发展原位电化学光谱方法对深入研究电化学反应机理，并最终提高电池性能有着重要价值。建立在这一认识之上，能够应用于电池体系的原位光谱电化学表征技术被认为是表征电池电极材料性能的有效方法。但是受限于电池严格密封的不透明外壳和当前商用电池体系严格隔绝水氧的客观要求，开发更贴近真实电池工作条件的原位光谱电化学表征技术仍有较大需求。基于此，本文设计了一种基于传统纽扣电池架构的原位电化学池，该装置通过特殊设计实现了在尽可能模拟电池工作环境的前提下拥有透明的上盖，从而使发生电化学反应的同时进行光学检测成为可能。

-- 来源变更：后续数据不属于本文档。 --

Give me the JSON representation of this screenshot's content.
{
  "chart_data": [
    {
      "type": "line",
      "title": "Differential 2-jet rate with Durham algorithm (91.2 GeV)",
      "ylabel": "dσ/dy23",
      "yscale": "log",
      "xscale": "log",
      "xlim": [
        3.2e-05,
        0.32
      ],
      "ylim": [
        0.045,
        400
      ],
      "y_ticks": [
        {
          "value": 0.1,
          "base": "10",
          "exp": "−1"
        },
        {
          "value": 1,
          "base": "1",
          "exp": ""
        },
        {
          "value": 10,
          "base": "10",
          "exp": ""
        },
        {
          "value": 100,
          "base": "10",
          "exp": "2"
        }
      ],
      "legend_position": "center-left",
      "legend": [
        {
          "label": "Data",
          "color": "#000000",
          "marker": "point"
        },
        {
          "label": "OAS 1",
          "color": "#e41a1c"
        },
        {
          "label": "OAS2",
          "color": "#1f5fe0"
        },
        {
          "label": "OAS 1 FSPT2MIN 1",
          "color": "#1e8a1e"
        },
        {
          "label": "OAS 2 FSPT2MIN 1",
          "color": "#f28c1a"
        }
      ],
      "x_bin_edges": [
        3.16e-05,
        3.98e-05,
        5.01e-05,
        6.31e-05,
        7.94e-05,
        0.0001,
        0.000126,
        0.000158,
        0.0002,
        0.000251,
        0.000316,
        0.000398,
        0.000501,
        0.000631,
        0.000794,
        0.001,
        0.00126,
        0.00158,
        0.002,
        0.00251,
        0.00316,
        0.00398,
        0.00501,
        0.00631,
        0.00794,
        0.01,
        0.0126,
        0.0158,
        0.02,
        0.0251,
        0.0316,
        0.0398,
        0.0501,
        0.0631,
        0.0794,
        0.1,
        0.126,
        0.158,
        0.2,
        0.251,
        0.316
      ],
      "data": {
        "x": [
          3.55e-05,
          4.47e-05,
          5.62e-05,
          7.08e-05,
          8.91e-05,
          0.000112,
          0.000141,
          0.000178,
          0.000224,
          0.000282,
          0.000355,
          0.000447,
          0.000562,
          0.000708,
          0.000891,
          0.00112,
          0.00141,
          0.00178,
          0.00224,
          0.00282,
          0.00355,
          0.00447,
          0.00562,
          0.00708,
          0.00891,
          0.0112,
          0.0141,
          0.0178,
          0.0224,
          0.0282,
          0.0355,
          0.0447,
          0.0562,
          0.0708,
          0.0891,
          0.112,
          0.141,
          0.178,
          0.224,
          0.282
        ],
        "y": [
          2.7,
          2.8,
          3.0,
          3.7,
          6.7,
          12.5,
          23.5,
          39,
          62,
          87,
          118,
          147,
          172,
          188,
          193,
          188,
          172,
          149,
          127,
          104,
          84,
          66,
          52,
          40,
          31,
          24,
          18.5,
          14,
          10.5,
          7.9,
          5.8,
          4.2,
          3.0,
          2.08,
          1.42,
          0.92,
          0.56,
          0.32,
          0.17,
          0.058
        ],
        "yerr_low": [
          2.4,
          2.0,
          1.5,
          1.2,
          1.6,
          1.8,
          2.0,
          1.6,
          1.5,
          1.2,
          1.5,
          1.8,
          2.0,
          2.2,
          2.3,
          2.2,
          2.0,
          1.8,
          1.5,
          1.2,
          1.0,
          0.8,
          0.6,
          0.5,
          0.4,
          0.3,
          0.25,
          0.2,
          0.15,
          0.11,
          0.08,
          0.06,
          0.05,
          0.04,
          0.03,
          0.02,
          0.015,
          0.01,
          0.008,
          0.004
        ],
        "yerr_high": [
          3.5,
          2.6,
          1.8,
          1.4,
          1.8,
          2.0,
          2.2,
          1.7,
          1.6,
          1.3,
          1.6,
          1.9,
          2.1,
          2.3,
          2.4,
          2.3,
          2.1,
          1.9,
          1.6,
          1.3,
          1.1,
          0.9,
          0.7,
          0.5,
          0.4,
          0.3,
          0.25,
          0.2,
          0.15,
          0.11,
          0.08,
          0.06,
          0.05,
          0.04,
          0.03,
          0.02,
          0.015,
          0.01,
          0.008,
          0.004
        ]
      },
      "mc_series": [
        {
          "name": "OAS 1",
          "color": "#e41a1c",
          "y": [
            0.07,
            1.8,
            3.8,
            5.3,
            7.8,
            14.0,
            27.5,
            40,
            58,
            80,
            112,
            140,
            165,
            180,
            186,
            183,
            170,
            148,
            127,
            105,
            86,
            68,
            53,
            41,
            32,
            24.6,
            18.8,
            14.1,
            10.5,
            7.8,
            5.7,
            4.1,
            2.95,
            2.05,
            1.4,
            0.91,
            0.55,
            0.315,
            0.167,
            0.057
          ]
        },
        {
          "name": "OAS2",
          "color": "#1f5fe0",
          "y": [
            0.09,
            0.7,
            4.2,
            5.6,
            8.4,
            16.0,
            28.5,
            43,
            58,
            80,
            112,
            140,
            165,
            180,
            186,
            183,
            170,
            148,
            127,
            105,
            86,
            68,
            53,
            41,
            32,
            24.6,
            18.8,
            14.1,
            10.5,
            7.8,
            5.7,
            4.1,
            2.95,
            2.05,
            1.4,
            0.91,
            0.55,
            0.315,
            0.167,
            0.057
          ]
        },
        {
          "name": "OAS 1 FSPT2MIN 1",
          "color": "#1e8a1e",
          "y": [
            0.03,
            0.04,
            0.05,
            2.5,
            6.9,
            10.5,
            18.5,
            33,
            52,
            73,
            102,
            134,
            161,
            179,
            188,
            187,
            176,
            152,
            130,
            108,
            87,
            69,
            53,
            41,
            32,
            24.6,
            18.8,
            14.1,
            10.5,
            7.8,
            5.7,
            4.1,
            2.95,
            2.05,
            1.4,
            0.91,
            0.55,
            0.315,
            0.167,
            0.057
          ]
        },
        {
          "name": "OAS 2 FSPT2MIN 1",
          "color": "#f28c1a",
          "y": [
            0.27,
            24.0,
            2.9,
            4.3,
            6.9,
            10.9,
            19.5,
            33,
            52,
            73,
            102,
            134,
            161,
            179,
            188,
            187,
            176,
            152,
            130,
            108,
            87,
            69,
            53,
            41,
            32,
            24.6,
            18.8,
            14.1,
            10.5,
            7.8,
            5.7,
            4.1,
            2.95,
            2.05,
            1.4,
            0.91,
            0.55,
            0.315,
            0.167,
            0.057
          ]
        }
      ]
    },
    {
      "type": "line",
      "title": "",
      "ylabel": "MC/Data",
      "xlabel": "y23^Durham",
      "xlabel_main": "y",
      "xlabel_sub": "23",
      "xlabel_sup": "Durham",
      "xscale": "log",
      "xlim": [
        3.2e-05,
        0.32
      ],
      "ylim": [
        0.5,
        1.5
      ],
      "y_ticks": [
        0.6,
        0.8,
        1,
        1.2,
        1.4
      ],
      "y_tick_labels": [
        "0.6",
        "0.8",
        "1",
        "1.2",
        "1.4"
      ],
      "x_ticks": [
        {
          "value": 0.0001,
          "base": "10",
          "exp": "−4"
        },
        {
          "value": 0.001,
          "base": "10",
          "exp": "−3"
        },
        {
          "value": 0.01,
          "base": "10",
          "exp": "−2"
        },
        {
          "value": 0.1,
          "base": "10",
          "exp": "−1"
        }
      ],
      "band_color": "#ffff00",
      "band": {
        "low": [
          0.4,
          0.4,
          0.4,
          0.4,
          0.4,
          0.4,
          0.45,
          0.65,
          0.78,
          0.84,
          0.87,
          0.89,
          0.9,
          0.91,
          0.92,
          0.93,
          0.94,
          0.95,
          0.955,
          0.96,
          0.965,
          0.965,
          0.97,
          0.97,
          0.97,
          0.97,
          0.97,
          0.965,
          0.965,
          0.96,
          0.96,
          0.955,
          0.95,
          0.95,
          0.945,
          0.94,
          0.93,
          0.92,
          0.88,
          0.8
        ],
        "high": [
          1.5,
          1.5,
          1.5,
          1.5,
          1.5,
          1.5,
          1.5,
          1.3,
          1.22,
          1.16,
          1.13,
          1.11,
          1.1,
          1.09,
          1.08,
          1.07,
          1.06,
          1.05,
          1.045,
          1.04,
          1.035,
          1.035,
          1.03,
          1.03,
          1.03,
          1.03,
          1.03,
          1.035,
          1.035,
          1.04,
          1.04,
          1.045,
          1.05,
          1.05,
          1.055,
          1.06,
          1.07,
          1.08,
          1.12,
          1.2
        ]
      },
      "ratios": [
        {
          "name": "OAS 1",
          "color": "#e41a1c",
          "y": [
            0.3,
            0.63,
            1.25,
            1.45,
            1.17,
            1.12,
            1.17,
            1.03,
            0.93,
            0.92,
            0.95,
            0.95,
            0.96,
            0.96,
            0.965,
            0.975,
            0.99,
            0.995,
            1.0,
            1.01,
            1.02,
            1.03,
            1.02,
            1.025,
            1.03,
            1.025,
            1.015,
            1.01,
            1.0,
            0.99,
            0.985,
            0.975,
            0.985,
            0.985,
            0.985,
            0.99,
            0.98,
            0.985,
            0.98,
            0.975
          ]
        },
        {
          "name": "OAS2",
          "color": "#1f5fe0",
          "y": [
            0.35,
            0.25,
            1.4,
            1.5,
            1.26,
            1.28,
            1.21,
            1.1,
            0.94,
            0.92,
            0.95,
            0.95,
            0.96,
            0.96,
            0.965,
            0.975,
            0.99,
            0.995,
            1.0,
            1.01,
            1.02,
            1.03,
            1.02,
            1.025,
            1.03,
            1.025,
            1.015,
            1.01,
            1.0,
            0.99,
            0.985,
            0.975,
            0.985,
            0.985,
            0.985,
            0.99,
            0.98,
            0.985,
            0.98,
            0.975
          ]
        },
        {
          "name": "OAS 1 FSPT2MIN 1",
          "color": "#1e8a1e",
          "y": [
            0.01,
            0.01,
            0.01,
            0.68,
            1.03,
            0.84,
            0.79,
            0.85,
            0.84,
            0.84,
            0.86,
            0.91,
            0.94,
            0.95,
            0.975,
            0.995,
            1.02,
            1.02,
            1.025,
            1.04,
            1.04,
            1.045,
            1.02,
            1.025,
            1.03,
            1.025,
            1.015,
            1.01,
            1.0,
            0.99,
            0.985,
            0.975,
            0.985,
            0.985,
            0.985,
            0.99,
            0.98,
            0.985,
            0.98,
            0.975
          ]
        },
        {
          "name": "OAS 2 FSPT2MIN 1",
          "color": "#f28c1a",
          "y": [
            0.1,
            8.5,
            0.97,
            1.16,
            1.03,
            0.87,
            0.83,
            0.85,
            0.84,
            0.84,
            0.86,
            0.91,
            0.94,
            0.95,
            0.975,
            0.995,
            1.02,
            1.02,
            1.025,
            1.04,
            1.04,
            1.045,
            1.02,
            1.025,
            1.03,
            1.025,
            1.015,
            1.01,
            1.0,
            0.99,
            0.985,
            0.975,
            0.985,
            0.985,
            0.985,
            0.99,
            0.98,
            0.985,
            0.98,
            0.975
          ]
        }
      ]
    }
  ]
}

利用这一电化学池，本文以锂离子电池中常用的正极材料LiFePO₄(LFP)、NCM811和LiCoO₂(LCO)为例，对其电化学反应过程中的漫反射光谱进行了采集和分析。相关数据定量地揭示了不同种类电极材料在一般反射光路架构下对不同波长可见光的响应关系，并能够直接用于对单色光检测场景下的波长优化提供指导和依据。更进一步，本文还对不同材料在充放电过程中的光谱特征进行了定量分析，揭示了其光谱特征同材料内在能级状态间的相关性。综上，本文提出了一种基于漫反射光谱的原位光谱电化学表征方法，作为对光谱电化学应用于电池体系的有效补充，本方法能够为评估电极材料性能提供一种全新且简单直接的途径，并最终助力电池性能的提升。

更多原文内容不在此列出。